É já de conhecimento público que a pastora Artimiza Magaia teceu acusações contra o empresário Agostinho Vuma, sobre actos marginais para ascensão objectivando mais um mandato na Assembleia da República na actual legislatura.

Mas, ao que tudo indica, as acusações não ficaram provadas em sede do tribunal, tendo recaído sobre Artimiza Magaia uma sentença de prisão e multa milionária por calúnia e difamação contra o antigo Presidente da Confederação das Associações Económicas de Moçambique – CTA.

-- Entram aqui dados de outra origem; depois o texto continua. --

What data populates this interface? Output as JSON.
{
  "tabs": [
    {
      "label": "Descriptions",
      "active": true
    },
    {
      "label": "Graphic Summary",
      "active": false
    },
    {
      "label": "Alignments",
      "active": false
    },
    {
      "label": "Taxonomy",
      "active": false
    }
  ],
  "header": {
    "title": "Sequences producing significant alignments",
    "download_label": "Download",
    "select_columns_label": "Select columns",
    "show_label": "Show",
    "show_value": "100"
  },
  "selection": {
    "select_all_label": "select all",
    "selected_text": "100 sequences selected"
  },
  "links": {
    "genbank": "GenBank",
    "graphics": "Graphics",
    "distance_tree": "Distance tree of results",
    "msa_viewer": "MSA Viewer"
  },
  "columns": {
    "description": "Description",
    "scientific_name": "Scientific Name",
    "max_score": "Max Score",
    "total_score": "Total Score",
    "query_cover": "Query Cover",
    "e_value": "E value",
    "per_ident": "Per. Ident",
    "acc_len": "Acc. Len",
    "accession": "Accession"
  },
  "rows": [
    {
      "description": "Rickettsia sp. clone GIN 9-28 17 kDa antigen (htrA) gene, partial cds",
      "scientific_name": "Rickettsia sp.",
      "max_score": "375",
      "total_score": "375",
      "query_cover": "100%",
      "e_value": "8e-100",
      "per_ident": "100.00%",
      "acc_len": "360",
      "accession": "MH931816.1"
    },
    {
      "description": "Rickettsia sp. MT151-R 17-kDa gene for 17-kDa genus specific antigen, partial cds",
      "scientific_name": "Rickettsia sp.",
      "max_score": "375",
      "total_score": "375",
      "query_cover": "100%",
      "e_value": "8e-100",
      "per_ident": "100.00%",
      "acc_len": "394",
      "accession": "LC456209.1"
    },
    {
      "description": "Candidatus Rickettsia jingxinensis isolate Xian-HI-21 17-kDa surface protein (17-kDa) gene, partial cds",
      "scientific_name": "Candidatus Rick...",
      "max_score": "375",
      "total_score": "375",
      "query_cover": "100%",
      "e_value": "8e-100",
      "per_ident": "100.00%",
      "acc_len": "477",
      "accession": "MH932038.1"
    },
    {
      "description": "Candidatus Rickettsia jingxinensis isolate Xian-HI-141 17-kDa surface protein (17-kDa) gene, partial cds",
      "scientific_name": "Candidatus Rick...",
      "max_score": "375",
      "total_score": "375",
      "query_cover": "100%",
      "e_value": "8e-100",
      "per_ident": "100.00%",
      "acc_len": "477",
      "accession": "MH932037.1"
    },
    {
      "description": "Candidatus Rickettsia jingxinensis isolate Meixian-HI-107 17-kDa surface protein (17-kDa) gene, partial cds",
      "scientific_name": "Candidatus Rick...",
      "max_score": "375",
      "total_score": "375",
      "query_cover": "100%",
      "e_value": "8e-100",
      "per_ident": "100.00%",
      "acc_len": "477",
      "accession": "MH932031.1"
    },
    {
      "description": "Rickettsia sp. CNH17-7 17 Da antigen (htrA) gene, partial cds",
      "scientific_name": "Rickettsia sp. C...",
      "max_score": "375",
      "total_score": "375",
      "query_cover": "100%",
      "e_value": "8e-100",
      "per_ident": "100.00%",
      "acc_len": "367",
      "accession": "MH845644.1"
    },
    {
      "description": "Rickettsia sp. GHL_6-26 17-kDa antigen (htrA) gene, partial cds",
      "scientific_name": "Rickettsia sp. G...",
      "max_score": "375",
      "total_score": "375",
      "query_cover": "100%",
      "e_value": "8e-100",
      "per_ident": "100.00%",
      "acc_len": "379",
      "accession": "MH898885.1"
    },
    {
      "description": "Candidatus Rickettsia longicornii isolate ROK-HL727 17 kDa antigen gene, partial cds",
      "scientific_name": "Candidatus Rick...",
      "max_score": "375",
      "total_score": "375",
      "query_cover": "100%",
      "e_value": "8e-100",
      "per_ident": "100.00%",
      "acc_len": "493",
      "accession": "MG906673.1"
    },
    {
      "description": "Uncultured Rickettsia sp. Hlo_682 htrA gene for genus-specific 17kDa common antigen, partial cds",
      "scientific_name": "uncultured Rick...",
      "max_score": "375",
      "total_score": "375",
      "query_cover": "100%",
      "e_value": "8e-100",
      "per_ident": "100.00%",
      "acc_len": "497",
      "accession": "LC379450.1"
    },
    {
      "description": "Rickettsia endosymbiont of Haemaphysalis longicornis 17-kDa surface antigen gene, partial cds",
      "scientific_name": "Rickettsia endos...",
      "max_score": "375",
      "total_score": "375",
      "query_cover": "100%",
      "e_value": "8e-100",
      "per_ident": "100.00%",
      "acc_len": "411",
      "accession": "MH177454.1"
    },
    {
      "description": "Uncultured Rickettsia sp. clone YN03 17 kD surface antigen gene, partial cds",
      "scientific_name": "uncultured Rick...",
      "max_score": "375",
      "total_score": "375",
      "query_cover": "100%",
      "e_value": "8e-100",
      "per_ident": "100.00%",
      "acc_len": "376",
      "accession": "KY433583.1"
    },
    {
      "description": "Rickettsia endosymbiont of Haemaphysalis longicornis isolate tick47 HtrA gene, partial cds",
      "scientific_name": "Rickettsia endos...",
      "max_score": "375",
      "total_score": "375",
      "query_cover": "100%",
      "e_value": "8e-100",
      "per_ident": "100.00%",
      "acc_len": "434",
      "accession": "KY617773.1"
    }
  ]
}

Fonte do MZNews que avançou, hoje, a decisão judicial do caso, adiantou que o empresário exige de Artimiza Magaia uma indemnização de cinco milhões de meticais, e, ao mesmo tempo, manifesta abertura para conceder perdão.

Em sede de julgamento na cidade de Xai-xai, na província de Gaza, Artimiza Magaia foi confrontada com os seus vídeos acusatórios, mas não pôde provar nenhuma das acusações. Encurralada na própria ratoeira, pediu desculpas a Agostinho Vuma, referindo que em nenhum momento foi sua inimiga. Reconheceu que havia chegado ao ponto de se candidatar por incentivo de Vuma, e que nunca quis beliscar a sua reputação. Confirmou, somente, que recebera de Vuma 30 mil meticais para apoiar a sua candidatura a deputada. O valor, o qual em vídeos classificava de “dinheiro de sangue” e dizia ter sido dada para corromper pessoal – teria sido distribuído entre jovens e mulheres carentes. Quando questionada sobre por que não devolveu o dinheiro à origem, ficou em silêncio.

Vuma, que, segundo nossa fonte, se considera arrasado e sua família afectada com as acusações, afasta, para já, proximidades de diálogo com Artimiza Magaia.

Diz mais a nossa fonte, que Vuma perdeu grandes oportunidades de negócios por conta dos discursos de Artimiza, pelo que desconfia que a sr. Magaia tenha sido instrumentalizada pela mesma pessoa que orquestrou o seu assassinato em Junho de 2020.

A real expectativa de Vuma a prosseguir com a acção judicial tinha por fim chegar a um ponto onde a pastora revelasse a identidade da pessoa por detrás dos actos.